It’s been almost eighteen months since I’ve seriously geocached, although surprisingly I am still ranked in the top 1000 of all cachers worldwide (#991 as of last week). The main reasons I put the “sport” on hold all centered around the local community; the mega-cachers were arrogant about their influence in the game, the quality of the caches plummeted with regard to size and location, and the ridiculous proliferation of geocaches made creating anything new or innovative almost impossible since every decent location was already taken by micro- or nano-caches.
While I have just started to get back into the fray and find a few and cannot yet speak to today’s cache quality, I can unequivocally say that micros (cache containers around the size of a film canister or smaller) are still unfortunately all the rage, and the density of hidden caches is higher than ever.
Even though I had been in hiatus, every day — almost without fail — my custom software continued to accumulate data about local geocaches under the assumption that I would eventually pick up the game again. Occasionally, I would load the data into my GPS and Palm Pilot, maybe find one or two caches, and then hang them up again for a few months. Each time I did that, I saved the tracks and waypoints. I happened to look a little closer this month at the results.
Each of the above four images represents a map of what I have coined “cache forests” — a group of at least five geocaches that exist within a half-mile radius of each other. The leftmost image is taken from data eighteen months old; the high-density forests, or clumps of caches, were found mainly in large regional parks. A year ago, as you can see in the second image, those large rural parks became even more populated and smaller urban parks were also beginning to see some saturation. Six months ago, the geocaching world seemed to go crazy and the heart of the high-tech region of Silicon Valley exploded with geocaches. Today it is even worse, as the fourth image shows the main high-tech center of California completely smothered in caches.
Today, 37% of the cache forests consist of micros, surprisingly almost the exact same percentage seen a year and a half ago. The biggest problem with micros is that the only people who actually like finding them are those who have been caching a long time and are striving to have the biggest number of finds, i.e. the mega-cachers, and it is through their poor examples that relative newcomers make the same mistake of hiding micro-caches. I have yet to find a geocaching newbie or kid who likes them; they are more likely to express dismay or disgust at finding such. These annoyingly small caches are rarely in an interesting location, and they rarely contain anything larger than a minute log sheet — nothing to capture the attention or delight of a young child.

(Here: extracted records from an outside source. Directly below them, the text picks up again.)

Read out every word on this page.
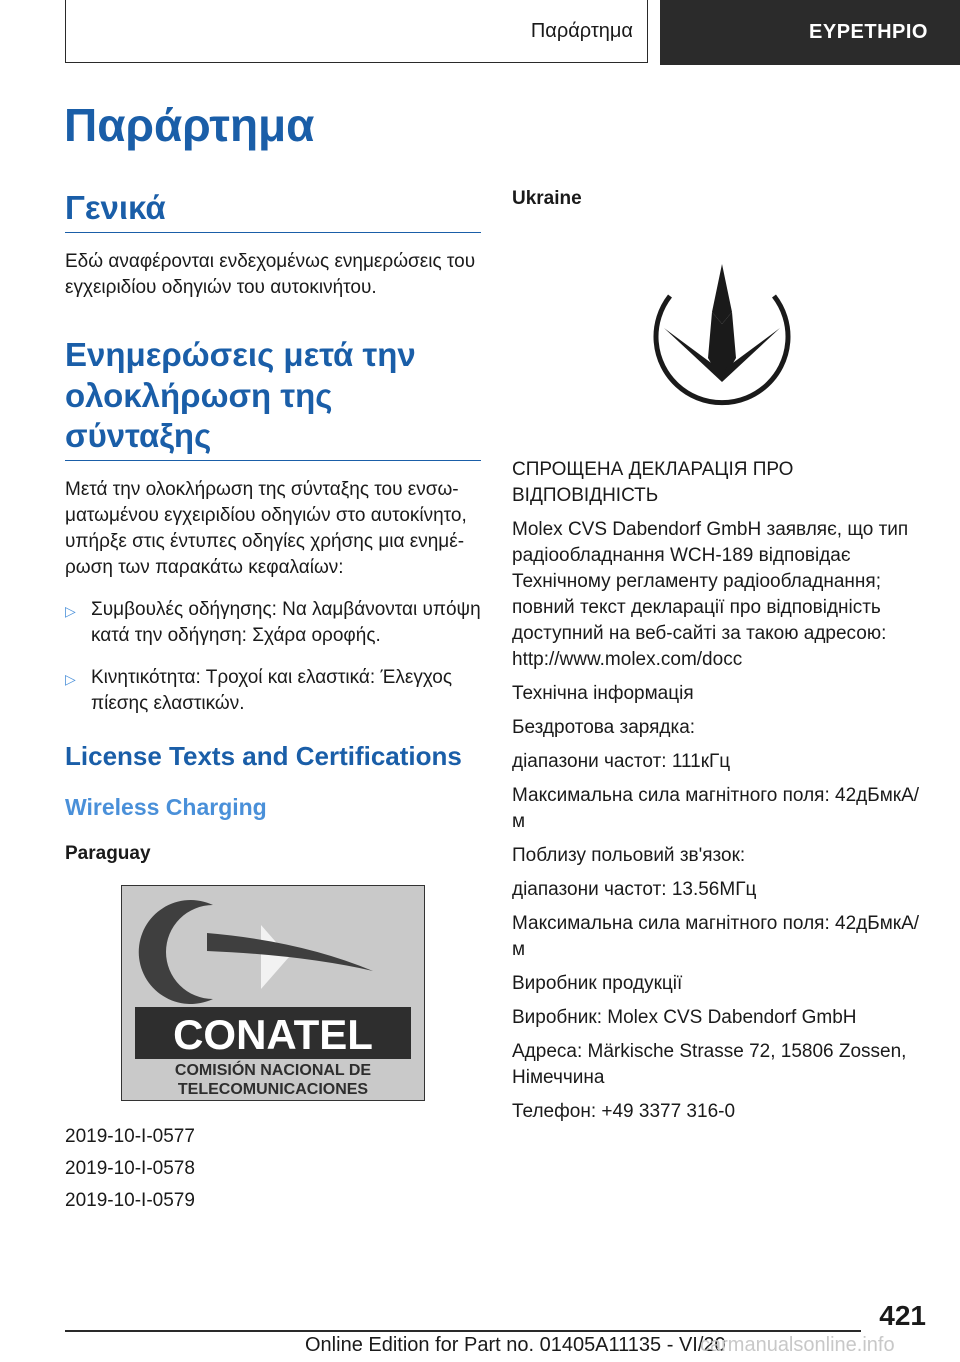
Παράρτημα	ΕΥΡΕΤΗΡΙΟ
Παράρτημα
Γενικά

Εδώ αναφέρονται ενδεχομένως ενημερώσεις του εγχειριδίου οδηγιών του αυτοκινήτου.

Ενημερώσεις μετά την ολοκλήρωση της σύνταξης

Μετά την ολοκλήρωση της σύνταξης του ενσωματωμένου εγχειριδίου οδηγιών στο αυτοκίνητο, υπήρξε στις έντυπες οδηγίες χρήσης μια ενημέρωση των παρακάτω κεφαλαίων:

▷ Συμβουλές οδήγησης: Να λαμβάνονται υπόψη κατά την οδήγηση: Σχάρα οροφής.
▷ Κινητικότητα: Τροχοί και ελαστικά: Έλεγχος πίεσης ελαστικών.
License Texts and Certifications
Wireless Charging
Paraguay
CONATEL
COMISIÓN NACIONAL DE
TELECOMUNICACIONES

2019-10-I-0577

2019-10-I-0578

2019-10-I-0579

Ukraine

СПРОЩЕНА ДЕКЛАРАЦІЯ ПРО ВІДПОВІДНІСТЬ

Molex CVS Dabendorf GmbH заявляє, що тип радіообладнання WCH-189 відповідає Технічному регламенту радіообладнання; повний текст декларації про відповідність доступний на веб-сайті за такою адресою: http://www.molex.com/docc

Технічна інформація

Бездротова зарядка:

діапазони частот: 111кГц

Максимальна сила магнітного поля: 42дБмкА/м

Поблизу польовий зв'язок:

діапазони частот: 13.56МГц

Максимальна сила магнітного поля: 42дБмкА/м

Виробник продукції

Виробник: Molex CVS Dabendorf GmbH

Адреса: Märkische Strasse 72, 15806 Zossen, Німеччина

Телефон: +49 3377 316-0

421
Online Edition for Part no. 01405A11135 - VI/20
carmanualsonline.info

The folks at Groundspeak, the commercial entity behind the geocaching.com website, need to crack down and enforce the rules and guidelines they set in place. It is not acceptable to place caches less than 528 feet apart for any reason; two caches I found today where in the same park, 338 feet part. For that matter, it is not acceptable to place geocaches every 500 feet along a road or trail. It is not acceptable to place a micro- or nano-cache in a place where a standard-sized cache could be placed instead. Parking lot and parking garage caches should be abolished. If a geocache must be magnetized to something to conceal it, if it cannot hold a travel bug, or if a standard pen or pencil won’t fit — the cache is too small.